It's a bunch of things. In the old days, if you bought software in a box for your OS (let's say DOS), you didn't expect it to need to be updated. It also continued to work just fine and maybe you didn't update your OS that frequently or had security issues to worry about. Nowadays, iOS gets updated every year and APIs get deprecated, and users update, so you have to maintain the app after initially shipping it.
A lot of people also expect the software to add features over time. In the old days, you'd ship a brand new major version and charge people for that and stop working on the old one. With the App Store, I suppose you could technically abandon the old version and sell a whole new version, but then all your old users will be annoyed if the app is removed from the store or no longer works when they update their OS. You could gate new features behind a paywall, and I know some apps do this, but then it adds to the complexity of the app as you have to worry about features that work for some users but not others.
I think people also expect software nowadays to be cheap or free, I think due to large corporations being able to fund free stuff (say gmail) by other means (say ads or tracking users). That means users would balk if you asked them to pay $50 for your little calendar app, so if you did ask for a one-time payment, it would be $5-$10, which is nowhere near enough to recoup whatever time you spent, unless you hit it big. Hitting it big nowadays with an app is difficult since there's so much competition in the App Stores and everyone has raced to the bottom to sell apps for pennies.
Actually people don't expect it to be updated in most cases. In fact, Apple is generally forcing their hands with constant nagging to update and the psychologically taxing red notification dot that people do not know how to get rid of.

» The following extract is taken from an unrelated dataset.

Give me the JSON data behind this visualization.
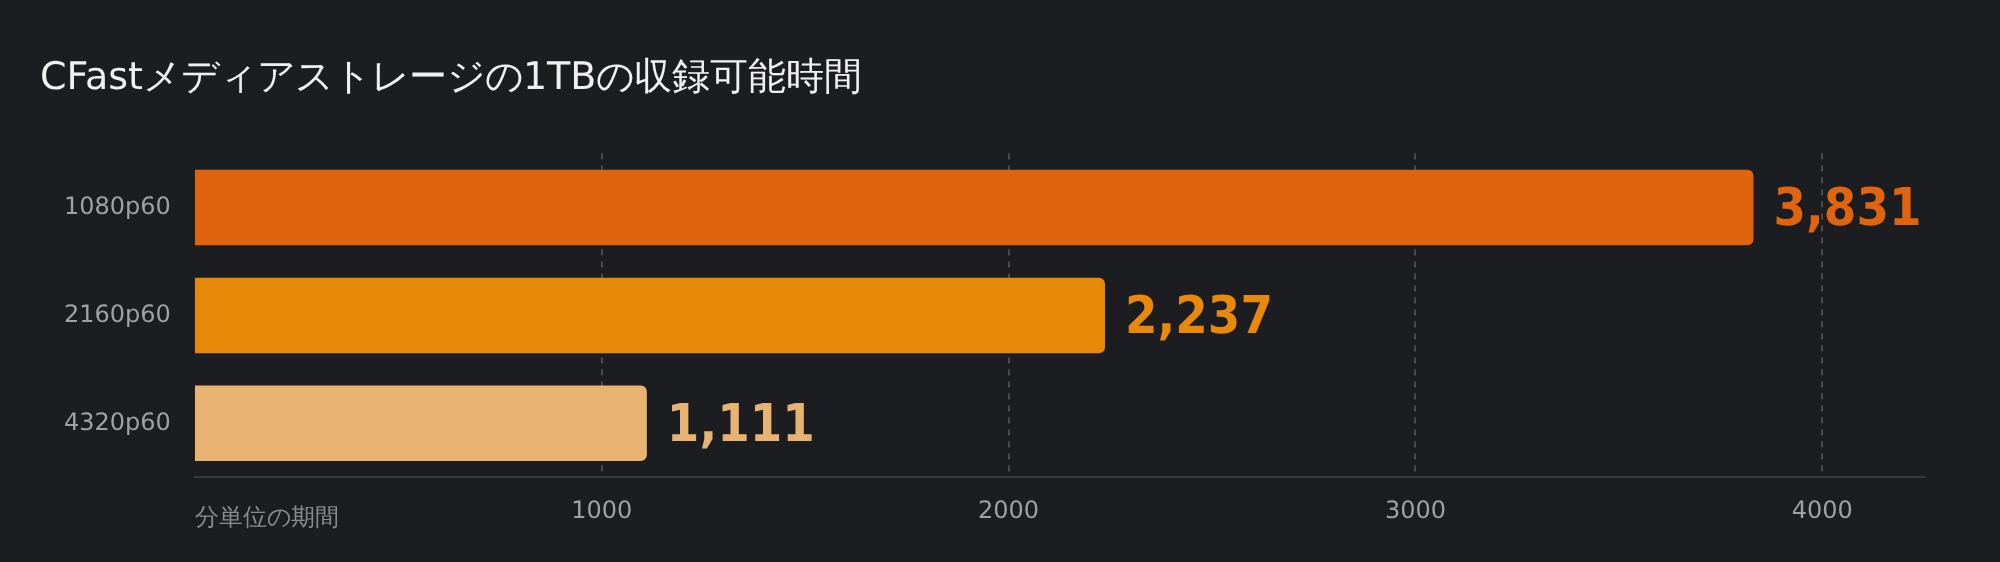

Most people would be just fine buying a phone as it is and using it as is for the rest of it's useful life. But they can't, because Apple came with a clever marketing trick to make things easier for them: "free" updates for everyone. This way they get to keep working only on one OS version, deprecated stuff aggressively and largely no need to care about security patching stuff after a few years.
If you are in the "ecosystem" they will force you to upgrade your OSs to be in sync if you dare use one of their apps since they are tied to OS release (dumbest things ever, but of course it's on purpose).